The present season — once called Christmas, now semi-officially “the holidays”— affords scope for meditation on stuff quite a bit bigger than Electoral College voting, hacked emails, accusations of foreign interference, prospects for Cabinet and Supreme Court confirmations, that sort of thing.

The first Christmas came amidst distress over — just imagine! — government and governmental questions. The rule of the Romans and their Jewish allies would have been blown away by a good election. But of course there weren’t any elections back then, just notifications of who was the new emperor or king or prefect.

The perpetrators (from the imperial standpoint) of the first Christmas worked around the realities of power and force. These they did not seek to do away with. In their stead they erected something higher: the love of God.

The love of God reframed the human problem. Governments, strong and weak, endured. But government was no longer No. 1. It was an instrument, not an end in itself; a name for human devices of one kind or another, none of them permanent.

Life — the real life — was to be lived elsewhere than in the corridors of power, with their halberds and maces and rifles and bombs. The real life consisted in relationships supervised by the altogether greater power of God: in the practice, that was to say, of duties balanced by freedoms, according to the great plan of God made clear in the accommodation, whatever its form, that drew worshipers to the birthplace of God’s Son. The heart, under this dispensation, was a greater force for good than was the fist, or that which the fist held and wielded. Obedience was not a thing to be enforced; it was the consequence of a love no sword could compel.

The lesson was passed along in succeeding centuries: You could have your government, yes, but what counted was who you were. Were you merely ambitious, or did you have a care for the right things in life? Did you build up or tear down? Did you — for starters — honor things honorable in themselves, such as truth and justice? Or did you throw such stuff to the winds as you sought power and control over others? Did you model for others — most especially those of your own family — the habits of behavior long-dead generations had commended as the virtues: faith, hope, charity, fortitude, prudence and so on? Or did you model pride and greed and lust and sloth?

It mattered.

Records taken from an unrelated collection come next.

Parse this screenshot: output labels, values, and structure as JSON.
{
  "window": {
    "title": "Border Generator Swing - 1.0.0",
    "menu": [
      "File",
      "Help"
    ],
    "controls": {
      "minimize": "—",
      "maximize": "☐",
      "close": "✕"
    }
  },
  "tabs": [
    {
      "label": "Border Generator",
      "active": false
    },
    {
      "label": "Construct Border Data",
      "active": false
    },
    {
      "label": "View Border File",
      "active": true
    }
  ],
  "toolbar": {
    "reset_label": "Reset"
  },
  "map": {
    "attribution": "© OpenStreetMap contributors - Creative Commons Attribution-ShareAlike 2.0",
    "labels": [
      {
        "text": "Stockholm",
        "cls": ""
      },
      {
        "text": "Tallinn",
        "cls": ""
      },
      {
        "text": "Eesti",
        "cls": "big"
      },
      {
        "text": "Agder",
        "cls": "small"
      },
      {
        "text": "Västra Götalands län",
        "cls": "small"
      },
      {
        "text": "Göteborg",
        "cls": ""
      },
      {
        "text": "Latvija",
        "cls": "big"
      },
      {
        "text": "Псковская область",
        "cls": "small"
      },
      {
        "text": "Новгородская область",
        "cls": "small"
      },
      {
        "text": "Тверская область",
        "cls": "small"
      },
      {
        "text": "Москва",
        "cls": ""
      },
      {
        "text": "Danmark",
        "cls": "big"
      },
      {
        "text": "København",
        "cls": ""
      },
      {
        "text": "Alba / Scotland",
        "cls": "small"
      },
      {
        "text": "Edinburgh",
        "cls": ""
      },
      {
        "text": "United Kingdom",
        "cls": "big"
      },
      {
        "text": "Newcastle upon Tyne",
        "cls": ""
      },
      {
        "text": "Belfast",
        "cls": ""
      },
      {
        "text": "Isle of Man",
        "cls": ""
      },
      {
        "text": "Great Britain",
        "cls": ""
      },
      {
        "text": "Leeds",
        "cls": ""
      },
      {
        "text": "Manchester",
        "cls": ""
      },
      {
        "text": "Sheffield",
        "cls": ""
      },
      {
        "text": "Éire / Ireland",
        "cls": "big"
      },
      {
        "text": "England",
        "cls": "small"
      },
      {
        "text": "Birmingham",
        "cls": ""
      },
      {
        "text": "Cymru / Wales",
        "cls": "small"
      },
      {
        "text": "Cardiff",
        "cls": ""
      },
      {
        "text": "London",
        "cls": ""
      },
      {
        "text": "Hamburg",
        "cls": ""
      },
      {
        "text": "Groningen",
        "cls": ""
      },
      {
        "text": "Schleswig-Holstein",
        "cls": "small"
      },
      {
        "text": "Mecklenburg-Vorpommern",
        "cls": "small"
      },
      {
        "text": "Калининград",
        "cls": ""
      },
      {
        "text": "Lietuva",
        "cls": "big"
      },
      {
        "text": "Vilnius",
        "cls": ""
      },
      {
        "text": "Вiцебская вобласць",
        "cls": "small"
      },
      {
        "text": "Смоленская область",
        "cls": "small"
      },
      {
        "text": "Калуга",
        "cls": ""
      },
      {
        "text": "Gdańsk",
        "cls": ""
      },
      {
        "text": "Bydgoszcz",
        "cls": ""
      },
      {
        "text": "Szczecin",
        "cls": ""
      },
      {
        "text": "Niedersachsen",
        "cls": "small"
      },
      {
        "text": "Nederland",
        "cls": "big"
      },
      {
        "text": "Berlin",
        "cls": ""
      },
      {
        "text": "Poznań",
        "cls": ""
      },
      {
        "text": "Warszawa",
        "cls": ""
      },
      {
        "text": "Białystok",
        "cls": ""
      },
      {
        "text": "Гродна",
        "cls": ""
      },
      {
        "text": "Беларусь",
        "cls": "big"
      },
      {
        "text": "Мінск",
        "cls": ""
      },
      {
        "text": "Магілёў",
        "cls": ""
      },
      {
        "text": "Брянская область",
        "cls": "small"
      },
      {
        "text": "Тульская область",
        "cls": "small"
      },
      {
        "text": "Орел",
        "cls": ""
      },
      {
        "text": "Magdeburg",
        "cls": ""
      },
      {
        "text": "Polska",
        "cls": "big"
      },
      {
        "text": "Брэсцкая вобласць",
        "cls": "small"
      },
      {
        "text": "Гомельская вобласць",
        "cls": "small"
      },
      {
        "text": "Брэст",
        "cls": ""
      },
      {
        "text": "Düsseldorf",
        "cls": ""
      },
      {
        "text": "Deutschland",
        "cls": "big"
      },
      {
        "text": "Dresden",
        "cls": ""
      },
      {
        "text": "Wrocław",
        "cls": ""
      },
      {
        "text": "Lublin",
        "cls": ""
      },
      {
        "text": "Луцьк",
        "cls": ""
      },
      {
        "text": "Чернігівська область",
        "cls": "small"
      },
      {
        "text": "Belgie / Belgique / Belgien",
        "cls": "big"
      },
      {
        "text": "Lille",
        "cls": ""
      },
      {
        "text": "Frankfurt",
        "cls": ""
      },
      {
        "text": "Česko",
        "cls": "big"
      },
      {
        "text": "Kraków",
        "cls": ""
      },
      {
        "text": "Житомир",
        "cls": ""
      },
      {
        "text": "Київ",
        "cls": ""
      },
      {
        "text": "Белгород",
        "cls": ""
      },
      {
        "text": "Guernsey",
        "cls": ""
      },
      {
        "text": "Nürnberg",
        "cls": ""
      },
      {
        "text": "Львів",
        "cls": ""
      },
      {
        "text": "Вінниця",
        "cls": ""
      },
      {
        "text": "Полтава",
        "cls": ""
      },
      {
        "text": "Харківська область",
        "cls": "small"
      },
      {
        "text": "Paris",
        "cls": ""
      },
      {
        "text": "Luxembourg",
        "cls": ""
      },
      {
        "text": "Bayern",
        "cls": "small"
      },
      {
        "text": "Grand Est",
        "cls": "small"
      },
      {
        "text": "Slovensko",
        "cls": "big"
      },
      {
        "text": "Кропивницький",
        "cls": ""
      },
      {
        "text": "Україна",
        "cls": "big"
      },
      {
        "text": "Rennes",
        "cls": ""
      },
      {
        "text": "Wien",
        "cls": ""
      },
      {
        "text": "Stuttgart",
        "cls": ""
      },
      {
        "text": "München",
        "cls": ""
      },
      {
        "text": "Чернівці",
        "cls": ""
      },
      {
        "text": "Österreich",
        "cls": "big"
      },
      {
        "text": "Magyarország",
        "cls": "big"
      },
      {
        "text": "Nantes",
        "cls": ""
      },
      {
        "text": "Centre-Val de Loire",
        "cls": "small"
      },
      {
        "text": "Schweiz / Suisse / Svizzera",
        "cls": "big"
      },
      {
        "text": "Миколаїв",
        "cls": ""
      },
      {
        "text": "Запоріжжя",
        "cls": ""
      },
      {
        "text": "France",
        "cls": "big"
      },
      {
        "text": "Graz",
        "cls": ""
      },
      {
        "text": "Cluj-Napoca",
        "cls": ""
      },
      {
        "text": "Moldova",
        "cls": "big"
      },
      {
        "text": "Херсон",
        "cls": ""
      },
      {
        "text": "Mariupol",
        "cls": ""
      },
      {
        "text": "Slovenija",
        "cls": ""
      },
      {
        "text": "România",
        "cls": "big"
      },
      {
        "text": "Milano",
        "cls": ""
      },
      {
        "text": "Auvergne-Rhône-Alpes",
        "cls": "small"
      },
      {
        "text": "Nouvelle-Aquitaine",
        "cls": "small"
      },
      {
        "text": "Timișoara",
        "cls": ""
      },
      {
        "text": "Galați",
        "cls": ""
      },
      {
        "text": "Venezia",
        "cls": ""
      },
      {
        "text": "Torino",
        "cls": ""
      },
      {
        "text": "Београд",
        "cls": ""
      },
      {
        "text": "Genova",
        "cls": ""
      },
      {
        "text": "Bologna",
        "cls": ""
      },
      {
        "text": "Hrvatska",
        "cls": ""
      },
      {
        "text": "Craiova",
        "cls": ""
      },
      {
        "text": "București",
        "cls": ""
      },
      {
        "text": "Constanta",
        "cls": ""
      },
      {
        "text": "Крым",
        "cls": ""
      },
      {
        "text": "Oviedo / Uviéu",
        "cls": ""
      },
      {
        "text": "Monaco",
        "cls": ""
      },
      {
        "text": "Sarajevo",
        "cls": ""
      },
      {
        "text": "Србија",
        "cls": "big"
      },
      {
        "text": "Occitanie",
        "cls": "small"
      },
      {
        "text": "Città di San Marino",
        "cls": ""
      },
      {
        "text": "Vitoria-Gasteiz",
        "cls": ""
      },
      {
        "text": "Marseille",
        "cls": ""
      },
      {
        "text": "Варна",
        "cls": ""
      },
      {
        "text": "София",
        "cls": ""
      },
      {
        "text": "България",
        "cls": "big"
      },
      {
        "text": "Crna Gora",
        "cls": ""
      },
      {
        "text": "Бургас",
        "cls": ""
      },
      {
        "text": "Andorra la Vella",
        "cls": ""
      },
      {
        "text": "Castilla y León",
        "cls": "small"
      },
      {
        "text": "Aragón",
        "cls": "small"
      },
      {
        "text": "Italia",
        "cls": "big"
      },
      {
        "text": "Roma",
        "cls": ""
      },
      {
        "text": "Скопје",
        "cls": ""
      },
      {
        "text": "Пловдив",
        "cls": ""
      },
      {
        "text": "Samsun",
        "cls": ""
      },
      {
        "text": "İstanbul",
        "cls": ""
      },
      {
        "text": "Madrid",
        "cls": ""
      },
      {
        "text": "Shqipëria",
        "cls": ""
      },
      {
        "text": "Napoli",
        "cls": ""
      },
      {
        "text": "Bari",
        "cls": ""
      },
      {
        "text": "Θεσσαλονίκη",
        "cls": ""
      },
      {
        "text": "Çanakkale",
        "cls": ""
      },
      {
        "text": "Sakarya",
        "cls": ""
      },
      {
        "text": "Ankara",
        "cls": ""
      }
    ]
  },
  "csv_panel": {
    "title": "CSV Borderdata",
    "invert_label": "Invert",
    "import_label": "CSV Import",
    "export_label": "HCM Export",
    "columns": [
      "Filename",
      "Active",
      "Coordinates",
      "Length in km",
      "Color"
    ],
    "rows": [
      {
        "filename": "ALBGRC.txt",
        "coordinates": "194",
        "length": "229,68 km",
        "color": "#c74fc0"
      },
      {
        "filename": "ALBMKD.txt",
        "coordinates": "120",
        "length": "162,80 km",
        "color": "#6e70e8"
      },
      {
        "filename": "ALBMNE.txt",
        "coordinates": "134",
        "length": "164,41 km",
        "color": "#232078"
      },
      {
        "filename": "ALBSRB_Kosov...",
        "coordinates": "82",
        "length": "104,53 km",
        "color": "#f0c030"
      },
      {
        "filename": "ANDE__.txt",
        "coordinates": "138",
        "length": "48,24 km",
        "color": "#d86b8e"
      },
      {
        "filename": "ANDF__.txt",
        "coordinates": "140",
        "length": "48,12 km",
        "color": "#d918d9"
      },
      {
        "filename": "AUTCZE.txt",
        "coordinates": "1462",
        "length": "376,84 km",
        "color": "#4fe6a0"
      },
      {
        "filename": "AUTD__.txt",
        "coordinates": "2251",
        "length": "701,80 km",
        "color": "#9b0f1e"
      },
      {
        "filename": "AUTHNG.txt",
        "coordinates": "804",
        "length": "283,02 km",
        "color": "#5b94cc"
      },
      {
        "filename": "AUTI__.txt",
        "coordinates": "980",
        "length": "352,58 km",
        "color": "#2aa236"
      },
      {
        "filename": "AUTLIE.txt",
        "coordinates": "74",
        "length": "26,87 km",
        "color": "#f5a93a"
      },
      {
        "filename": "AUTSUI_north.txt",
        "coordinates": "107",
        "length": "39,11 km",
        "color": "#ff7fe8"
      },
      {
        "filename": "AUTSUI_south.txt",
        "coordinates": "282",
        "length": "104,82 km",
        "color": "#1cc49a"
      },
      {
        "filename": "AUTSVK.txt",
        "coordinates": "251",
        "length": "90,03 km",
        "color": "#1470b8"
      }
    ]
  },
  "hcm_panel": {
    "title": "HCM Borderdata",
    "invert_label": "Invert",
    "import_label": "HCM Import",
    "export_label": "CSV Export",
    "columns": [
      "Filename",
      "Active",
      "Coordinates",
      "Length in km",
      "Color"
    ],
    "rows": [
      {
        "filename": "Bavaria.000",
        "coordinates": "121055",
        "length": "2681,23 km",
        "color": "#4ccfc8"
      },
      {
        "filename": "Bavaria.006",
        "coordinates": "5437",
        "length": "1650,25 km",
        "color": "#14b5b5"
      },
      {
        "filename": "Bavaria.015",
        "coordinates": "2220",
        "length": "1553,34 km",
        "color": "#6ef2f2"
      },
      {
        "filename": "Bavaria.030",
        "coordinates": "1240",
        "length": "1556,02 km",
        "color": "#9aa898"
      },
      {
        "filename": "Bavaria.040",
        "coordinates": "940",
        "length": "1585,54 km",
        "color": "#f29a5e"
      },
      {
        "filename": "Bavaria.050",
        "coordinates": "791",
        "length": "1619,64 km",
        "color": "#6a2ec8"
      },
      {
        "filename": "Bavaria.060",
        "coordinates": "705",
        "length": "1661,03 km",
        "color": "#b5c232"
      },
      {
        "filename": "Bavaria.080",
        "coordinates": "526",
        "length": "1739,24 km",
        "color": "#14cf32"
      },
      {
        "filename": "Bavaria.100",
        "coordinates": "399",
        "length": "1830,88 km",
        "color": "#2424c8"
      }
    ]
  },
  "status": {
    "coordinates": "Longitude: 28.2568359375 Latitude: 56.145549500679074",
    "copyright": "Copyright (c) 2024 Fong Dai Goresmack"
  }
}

The kind of government you enjoyed — or despised — was likely to reflect your, and your culture’s, appraisal of the human duties prescribed by what was once proudly known as Christian civilization: an entity far removed from debates over hacking and confirmation.

If men were angels, James Madison observed, who’d need government? But clearly they aren’t, and the disputes men — and women — carry on have little about them of angelic character. Which puts one in mind, or it should, of an angelic visitation more inspiring than any gathering of electors or summoning of committees-on-this-and-that. They sang something, did they not, about glory to God in the very, very, very highest: where we might do worse than fix our gaze with increasing attention. If, that is, we manage to raise our noses from the latest poll results, the newest congressional inquiry.